MARKET

Next month’s debut of seven-year Treasury bonds will be greeted with strong investor appetite, as Ghana continues to offer high yields and investors such as pension funds seek more opportunities to deploy their resources.

The Bank of Ghana (BoG) plans to sell GH¢200million of the bonds at two auctions in August and November, after the Ministry of Finance had promised to restructure Government debt to curb high debt-service costs.

Hitherto, only three- and five-year bonds have been issued by the BoG in the domestic debt market, and the introduction of seven-year bonds is an attempt to deepen the market and test investors’ enthusiasm for longer-tenor instruments, which hopefully would help to lower Government’s overall borrowing costs.

The main draw for investors will be “the apparent high yields that the country offers, which compare very favourably with yields across Africa,” said Sampson Akligoh, Head of Research at Databank in Accra.

“In the short term, there is no reason for investors to shy away from Ghanaian bonds, but the success of the issue will also depend largely on the local primary dealers, who must help to create the market.”

Ghana has offered fat yields on Treasury bills and bonds since the first half of 2012, when a rapid depreciation of the cedi -- blamed on capital flight and growing spending on imports -- compelled the BoG to hike interest rates to mop up excess liquidity in the economy.

While yields on Government paper with less than three years maturity doubled to between 22-23 percent from February to December 2012, the interest rate on three- and five-year bonds soared to 21 percent and 23 percent respectively in the same period.

Though three-year borrowing costs have since plummeted to 19.2 percent as at May 2013, short-term yields have been inflexibly high and Government has planned to use part of the US$1billion it is targetting from the country’s second Eurobond to buy back some of these expensive debts.

“It is always wise economic policy to shift from a reliance on short-term to long-term borrowing,” said Collins Appiah, Executive Director at NDK Asset Management in Accra. “Because there’s uncertainty about what will happen in seven years, people will want to invest now because these yields are fixed over the period.”

For pension funds, the seven-year bond is a boon, the analysts told B&FT. “Pension fund managers are looking for more investible securities, and the seven-year bond will provide some respite,” said Mr.
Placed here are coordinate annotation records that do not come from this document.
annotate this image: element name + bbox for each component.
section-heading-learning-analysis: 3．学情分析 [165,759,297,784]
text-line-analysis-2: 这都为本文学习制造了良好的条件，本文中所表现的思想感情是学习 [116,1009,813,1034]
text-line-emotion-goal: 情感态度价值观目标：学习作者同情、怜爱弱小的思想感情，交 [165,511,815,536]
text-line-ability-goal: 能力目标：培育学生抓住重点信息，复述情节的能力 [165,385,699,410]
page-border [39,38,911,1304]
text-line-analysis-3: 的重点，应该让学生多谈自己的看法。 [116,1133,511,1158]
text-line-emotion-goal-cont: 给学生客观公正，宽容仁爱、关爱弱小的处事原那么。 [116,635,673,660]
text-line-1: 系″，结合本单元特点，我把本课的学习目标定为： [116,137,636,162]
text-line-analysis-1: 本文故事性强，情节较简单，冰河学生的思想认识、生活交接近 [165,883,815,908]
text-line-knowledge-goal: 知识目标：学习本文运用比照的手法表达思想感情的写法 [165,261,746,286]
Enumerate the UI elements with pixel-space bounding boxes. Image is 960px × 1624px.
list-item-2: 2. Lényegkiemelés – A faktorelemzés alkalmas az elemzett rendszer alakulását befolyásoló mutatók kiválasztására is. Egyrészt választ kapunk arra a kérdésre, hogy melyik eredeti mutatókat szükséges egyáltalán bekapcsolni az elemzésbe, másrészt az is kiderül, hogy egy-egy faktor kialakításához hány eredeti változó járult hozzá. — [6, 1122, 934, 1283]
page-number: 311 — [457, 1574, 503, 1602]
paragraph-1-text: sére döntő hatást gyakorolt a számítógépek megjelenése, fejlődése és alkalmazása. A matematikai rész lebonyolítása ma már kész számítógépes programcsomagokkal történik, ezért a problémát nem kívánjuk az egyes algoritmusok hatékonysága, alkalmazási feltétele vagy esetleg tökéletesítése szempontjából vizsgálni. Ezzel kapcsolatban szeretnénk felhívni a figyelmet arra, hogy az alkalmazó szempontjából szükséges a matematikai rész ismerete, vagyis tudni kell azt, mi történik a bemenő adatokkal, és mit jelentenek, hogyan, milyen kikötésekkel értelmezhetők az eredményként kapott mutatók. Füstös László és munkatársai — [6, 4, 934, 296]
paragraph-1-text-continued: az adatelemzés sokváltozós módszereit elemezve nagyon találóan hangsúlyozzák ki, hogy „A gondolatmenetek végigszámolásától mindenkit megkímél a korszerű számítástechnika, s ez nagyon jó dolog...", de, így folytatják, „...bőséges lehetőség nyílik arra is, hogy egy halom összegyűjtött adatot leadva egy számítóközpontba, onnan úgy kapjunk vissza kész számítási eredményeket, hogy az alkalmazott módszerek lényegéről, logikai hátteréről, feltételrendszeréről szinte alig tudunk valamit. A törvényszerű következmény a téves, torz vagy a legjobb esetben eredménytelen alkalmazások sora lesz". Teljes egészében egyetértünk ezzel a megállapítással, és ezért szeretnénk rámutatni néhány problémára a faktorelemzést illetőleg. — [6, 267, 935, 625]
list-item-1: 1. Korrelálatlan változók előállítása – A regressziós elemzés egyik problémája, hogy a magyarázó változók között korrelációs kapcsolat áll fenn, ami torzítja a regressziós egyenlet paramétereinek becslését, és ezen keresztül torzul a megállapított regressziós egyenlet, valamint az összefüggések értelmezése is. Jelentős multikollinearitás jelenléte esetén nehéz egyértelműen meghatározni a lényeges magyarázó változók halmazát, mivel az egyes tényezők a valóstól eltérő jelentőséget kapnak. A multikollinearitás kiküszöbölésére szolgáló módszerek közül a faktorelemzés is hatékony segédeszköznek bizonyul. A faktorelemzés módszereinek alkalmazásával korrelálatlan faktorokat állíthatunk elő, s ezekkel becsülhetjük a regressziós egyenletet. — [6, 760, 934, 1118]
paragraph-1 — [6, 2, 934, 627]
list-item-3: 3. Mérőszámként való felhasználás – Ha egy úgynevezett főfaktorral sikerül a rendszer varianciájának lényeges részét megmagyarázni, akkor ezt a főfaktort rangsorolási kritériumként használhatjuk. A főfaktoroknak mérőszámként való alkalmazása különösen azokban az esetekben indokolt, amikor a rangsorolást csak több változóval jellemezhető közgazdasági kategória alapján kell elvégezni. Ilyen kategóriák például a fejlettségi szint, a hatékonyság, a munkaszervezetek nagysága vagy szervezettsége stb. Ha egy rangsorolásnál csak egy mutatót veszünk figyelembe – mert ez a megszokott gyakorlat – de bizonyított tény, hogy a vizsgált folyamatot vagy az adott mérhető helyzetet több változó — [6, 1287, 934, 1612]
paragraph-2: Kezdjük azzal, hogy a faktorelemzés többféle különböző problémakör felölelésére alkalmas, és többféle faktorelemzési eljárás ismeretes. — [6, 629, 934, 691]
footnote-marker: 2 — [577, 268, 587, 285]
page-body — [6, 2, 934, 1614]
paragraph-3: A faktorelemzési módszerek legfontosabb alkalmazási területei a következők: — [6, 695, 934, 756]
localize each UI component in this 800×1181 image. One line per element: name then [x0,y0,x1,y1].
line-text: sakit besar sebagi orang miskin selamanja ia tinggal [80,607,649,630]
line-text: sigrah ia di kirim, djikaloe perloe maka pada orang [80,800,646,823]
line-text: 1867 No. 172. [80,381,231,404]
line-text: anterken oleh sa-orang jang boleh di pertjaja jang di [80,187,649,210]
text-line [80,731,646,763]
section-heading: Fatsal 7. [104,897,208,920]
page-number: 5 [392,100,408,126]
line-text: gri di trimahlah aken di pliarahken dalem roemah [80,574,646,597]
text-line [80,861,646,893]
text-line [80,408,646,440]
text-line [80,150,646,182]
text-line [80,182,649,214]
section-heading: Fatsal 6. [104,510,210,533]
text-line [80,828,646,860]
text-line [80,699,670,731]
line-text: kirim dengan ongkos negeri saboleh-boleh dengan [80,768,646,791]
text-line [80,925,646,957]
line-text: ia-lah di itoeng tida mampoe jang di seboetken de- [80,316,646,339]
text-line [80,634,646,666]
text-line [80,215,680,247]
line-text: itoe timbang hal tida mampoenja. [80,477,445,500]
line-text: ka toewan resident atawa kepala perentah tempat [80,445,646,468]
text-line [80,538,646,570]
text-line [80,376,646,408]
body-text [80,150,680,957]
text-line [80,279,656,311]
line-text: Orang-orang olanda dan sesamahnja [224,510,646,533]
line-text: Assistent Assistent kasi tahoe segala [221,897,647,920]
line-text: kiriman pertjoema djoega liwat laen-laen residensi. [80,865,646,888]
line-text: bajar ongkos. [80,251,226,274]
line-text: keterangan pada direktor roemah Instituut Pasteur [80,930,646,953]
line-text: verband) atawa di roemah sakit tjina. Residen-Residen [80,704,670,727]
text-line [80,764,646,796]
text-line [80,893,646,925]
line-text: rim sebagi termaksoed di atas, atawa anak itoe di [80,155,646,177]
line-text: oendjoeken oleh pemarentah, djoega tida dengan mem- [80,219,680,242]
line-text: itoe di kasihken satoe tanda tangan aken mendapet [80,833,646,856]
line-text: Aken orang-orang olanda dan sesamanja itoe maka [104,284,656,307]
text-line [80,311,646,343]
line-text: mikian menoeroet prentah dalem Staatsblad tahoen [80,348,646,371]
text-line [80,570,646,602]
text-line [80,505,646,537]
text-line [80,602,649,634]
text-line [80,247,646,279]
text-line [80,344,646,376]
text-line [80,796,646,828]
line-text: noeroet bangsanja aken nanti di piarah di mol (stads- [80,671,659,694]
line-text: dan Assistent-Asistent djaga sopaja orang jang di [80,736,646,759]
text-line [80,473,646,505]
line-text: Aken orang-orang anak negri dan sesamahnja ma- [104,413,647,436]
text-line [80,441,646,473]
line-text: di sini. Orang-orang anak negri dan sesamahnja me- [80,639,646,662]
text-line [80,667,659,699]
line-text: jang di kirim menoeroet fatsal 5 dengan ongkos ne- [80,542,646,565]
Akligoh.

He added that though Government “does not have a strong macroeconomic story to sell, the prospects for stronger growth and continuing oil discovery show that debt-service capacity could improve over the medium-term.”

Mr. Appiah said the bond will be a good investment for pension funds, but for foreign investors -- who hold about a third of three- and five-year bonds -- they seem to be a bit concerned about the overall economy picture “which is not too good at the moment”.